Listening to Stone: Experiencing the Garden Through the Eyes of Sculptor Isamu Noguchi
World renowned sculptor Isamu Noguchi viewed earth as material for art, and sculpture as creation of social space. His concepts have enlivened the author's experience of moving into and through our Japanese stroll garden.
“Noguchi’s rediscovery of Buddhist gardens, to which his mother had introduced him as a child, prompted a new way of thinking about the sculptural enterprise. A sculpture did not have to be a self-defined object. It could also be a space or a garden and earth could be a material for art.” ~From Listening to Stone: The Art and Life of Isamu Noguchi, by Hayden Herrera (2015), p. 121, in the chapter “A Close Embrace of the Earth.”~
After reading The Life of Isamu Noguchi: Journey without Borders, by Masayo Duus (2004), I was eager to read widely and to learn as much as possible about this Japanese-American sculptor, and how his work evolved over his long career. As a docent for the Seattle Japanese Garden, I was particularly interested in how his understanding of space evolved, and how that might deepen my understanding of our garden.
Noguchi (1904-1988) was born in the U.S. to an American mother and a Japanese father. His mother moved to Japan when he was very young, then sent him, as an adolescent, to be educated in the Midwest. Abandoned by his father and sent away by his mother, Noguchi tried throughout his life to understand and express this dual heritage. Although he settled in New York City and made a home there, he traveled extensively throughout his life -- to Paris, London, Italy, Mexico and China – as well as to Japan, where he also made a home. Everywhere, his passion was to understand the art, monuments & traditions of the past -- and to make connections, personal and aesthetic, with the cultural movements of the present.
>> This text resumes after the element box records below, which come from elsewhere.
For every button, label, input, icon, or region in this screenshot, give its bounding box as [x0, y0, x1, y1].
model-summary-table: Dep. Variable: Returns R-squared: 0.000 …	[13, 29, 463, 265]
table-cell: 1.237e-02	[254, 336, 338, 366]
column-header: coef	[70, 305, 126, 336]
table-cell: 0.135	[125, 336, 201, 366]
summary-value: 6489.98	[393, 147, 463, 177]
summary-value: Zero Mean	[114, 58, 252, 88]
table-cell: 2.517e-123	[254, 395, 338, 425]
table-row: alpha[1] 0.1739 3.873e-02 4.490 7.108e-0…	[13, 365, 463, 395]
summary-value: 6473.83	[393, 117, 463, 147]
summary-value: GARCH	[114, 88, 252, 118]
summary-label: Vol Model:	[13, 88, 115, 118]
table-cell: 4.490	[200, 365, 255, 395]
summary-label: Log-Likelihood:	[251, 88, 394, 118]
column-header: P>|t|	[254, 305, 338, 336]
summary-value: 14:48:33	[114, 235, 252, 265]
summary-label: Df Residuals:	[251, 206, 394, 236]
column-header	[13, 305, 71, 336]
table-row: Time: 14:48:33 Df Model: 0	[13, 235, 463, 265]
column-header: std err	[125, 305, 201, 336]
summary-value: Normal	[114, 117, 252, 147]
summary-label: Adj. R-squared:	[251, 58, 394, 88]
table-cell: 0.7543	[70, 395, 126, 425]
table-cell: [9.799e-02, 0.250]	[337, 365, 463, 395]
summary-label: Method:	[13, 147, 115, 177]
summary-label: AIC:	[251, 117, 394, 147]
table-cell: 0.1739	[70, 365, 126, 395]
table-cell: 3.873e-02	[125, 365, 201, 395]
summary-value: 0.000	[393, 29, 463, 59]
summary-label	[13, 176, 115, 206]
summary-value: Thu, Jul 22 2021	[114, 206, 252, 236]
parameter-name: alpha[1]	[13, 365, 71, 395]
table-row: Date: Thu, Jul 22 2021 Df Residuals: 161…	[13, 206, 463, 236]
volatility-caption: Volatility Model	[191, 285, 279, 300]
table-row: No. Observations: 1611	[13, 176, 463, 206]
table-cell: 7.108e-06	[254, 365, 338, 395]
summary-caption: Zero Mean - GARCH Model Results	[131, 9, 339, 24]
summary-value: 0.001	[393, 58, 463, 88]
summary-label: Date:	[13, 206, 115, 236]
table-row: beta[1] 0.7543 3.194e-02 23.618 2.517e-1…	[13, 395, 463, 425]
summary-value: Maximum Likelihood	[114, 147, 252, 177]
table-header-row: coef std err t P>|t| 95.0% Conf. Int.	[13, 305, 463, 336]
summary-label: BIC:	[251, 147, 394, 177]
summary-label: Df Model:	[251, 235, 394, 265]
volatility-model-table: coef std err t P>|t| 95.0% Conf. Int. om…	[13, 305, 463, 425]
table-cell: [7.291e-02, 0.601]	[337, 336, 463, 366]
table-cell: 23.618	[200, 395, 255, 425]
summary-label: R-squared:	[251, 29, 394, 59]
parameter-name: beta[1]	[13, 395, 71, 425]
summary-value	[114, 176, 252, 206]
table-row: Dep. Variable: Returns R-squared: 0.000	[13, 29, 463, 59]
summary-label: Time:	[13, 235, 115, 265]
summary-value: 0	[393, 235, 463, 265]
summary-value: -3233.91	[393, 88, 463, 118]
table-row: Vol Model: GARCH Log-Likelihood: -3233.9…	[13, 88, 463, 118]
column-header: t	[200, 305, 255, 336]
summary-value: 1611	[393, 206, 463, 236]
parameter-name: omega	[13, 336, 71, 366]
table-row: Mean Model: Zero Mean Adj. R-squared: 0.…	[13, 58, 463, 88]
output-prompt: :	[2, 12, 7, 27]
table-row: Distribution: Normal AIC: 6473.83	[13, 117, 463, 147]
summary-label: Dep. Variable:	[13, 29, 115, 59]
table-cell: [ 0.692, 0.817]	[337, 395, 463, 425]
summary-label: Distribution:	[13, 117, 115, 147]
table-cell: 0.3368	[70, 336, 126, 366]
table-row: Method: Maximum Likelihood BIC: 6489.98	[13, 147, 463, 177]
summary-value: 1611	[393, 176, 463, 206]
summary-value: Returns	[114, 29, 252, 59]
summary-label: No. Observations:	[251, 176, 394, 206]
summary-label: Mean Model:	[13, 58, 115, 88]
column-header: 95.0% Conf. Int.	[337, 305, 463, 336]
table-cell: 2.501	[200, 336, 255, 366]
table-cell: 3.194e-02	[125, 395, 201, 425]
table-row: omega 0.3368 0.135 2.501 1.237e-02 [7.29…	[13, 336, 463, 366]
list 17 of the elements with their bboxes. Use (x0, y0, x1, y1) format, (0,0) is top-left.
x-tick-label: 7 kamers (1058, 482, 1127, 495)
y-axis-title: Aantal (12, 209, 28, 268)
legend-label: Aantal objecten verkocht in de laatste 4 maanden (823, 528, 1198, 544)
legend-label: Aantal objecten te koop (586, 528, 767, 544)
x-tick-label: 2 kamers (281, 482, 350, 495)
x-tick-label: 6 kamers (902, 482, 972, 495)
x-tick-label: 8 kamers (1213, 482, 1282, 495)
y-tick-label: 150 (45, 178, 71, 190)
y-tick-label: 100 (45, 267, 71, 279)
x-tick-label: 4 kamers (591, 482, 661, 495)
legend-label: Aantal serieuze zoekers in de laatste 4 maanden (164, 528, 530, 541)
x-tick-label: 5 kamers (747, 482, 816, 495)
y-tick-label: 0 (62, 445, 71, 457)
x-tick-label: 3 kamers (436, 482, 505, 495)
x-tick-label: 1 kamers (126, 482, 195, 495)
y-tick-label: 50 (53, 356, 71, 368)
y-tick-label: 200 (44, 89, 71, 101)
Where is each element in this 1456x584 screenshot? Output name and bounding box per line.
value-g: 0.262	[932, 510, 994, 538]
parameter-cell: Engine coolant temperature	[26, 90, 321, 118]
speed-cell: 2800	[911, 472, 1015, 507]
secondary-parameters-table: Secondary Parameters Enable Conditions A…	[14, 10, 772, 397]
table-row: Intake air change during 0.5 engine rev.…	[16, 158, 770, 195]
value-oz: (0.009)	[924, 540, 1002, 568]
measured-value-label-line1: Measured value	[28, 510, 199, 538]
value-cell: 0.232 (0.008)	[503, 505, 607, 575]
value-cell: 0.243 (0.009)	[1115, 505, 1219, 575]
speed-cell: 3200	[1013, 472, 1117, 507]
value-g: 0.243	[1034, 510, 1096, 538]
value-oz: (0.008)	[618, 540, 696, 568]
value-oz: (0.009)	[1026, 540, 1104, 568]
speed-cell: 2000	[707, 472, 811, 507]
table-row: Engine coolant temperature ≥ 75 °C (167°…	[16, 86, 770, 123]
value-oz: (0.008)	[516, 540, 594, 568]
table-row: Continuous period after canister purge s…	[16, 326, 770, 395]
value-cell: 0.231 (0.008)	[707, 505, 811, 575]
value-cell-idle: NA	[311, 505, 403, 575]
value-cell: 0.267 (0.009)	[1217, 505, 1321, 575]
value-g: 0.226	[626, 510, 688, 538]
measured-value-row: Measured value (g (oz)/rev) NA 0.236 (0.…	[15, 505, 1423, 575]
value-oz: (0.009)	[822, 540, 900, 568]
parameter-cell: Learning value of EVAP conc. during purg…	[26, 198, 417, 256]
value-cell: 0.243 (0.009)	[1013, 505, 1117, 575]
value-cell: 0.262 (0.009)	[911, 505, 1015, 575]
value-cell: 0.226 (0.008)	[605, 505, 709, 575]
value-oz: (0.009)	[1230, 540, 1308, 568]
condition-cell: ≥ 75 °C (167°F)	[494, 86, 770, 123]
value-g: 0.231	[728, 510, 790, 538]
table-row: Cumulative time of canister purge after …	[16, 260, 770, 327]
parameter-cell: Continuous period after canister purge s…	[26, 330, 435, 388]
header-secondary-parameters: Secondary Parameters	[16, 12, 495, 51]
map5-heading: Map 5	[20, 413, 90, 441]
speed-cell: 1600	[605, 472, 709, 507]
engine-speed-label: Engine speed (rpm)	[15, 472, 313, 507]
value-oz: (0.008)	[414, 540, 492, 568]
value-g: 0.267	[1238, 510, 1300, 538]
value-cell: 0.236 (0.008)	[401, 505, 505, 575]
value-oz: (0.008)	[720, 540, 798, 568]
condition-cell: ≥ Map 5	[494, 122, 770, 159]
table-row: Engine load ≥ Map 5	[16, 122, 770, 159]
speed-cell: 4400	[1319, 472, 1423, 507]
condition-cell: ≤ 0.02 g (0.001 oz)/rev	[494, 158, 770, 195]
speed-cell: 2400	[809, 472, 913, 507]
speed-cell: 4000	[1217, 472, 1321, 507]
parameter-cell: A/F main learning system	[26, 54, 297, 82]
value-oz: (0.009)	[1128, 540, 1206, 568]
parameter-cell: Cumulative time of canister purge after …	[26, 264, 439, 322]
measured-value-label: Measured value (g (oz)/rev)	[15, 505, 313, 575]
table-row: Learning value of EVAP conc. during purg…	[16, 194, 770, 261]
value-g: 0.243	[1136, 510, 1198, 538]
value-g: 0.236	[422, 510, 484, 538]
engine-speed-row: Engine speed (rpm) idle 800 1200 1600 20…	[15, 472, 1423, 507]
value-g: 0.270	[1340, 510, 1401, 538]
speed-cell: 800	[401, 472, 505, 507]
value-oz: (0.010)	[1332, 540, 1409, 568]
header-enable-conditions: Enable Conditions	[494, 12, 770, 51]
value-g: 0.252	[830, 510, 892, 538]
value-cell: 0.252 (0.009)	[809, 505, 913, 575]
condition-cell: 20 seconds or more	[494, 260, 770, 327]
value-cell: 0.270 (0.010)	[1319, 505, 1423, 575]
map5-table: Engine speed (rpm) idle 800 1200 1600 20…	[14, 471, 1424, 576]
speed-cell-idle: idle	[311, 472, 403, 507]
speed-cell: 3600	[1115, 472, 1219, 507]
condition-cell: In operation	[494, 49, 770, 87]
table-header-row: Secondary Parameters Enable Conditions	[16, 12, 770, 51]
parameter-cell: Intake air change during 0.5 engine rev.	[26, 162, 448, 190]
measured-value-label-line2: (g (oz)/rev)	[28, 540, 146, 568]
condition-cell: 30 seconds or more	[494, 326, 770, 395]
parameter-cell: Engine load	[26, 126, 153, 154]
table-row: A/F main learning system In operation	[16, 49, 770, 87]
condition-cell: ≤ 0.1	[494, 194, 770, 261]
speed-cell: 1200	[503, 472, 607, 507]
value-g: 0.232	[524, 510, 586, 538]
Although he excelled at creating portrait busts in the “academic tradition” of the previous century, he was not content to make art that simply reflected the past. Much of his early work was modernist and abstract. This included designs for furniture and lighting, as well as stage sets and props for Martha Graham and other avant-garde dancers and choreographers. But even as a young man in the 1930s, he envisioned, in his proposals for “gardens” that were decades ahead of their time, an expanded definition for sculpture. These included “play gardens,” sculpture gardens and projects similar to those that, later in the 20th century, would be known as “environmental art.” These early proposals, documented in drawings & models, remained unbuilt. Years later, he created sculpture gardens, some monumental in size and scope, in the United States, Japan, France and Israel. These gardens were much more than locations for the display of sculptural artworks.
Throughout his career, Noguchi moved toward “a broadened conception of sculpture as the creation of social space.” (Isamu Noguchi, by Bruce Altshuler, 1994). He had long been interested in modern dance & theatre, and their relationship to Japanese religions & rituals -- including Shinto, Zen and Noh theatre. In discussing his work, he referred to
“…my long involvement with sculpture as space and with a vision that the frontiers of sculpture might open up by relating it to the land and to real walkable space… The making and ownership of art could also be beyond personal possession – a common and free experience.” (From The Isamu Noguchi Garden Museum, Isamu Noguchi, 1987)
As a Japanese Garden docent, I talk with visitors about time and space in Japanese-style gardens. In contrast to Western gardens, which strive for long-lasting color & extended bloom times, Japanese gardens are temporal in nature. Participating in the changing of the seasons and realizing the fleeting nature of beauty (of flowers, fall color, and the changes wrought by time and age) is essential to “understanding” such non-Western gardens. In addition, the Seattle Japanese Garden is a stroll garden, and thus invites visitors to move through space as well as time.
Isamu Noguchi produced an impressive range of work over a long period, but I don’t think that we need to have a full understanding of that range & history in order for our experience of the Seattle Japanese Garden to be enriched. Since I completed docent training in the spring of 2013, I’ve believed that we leave behind the ordinary world when we pass over the entry stone and through the gates of our garden. However, after having led tours for three years, and with an understanding of Noguchi’s concept of space, I realize that our garden doesn’t simply present us with a non-Western narrative. Rather, it invites us to move through a public space that is both park and work of art, and to interact with all of its elements (stone, water, plants, animals, structures, and also light, weather, people and, as they unfold, cultural events). It’s not a Zen Garden or a courtyard garden to be viewed from a stationary position, but rather a space to move within and through. Each of us has a different experience, and each time we visit, we encounter a garden at once old and always new.
Corinne Kennedy is a trained guide for Seattle Japanese Garden and a contributor to the garden's blog.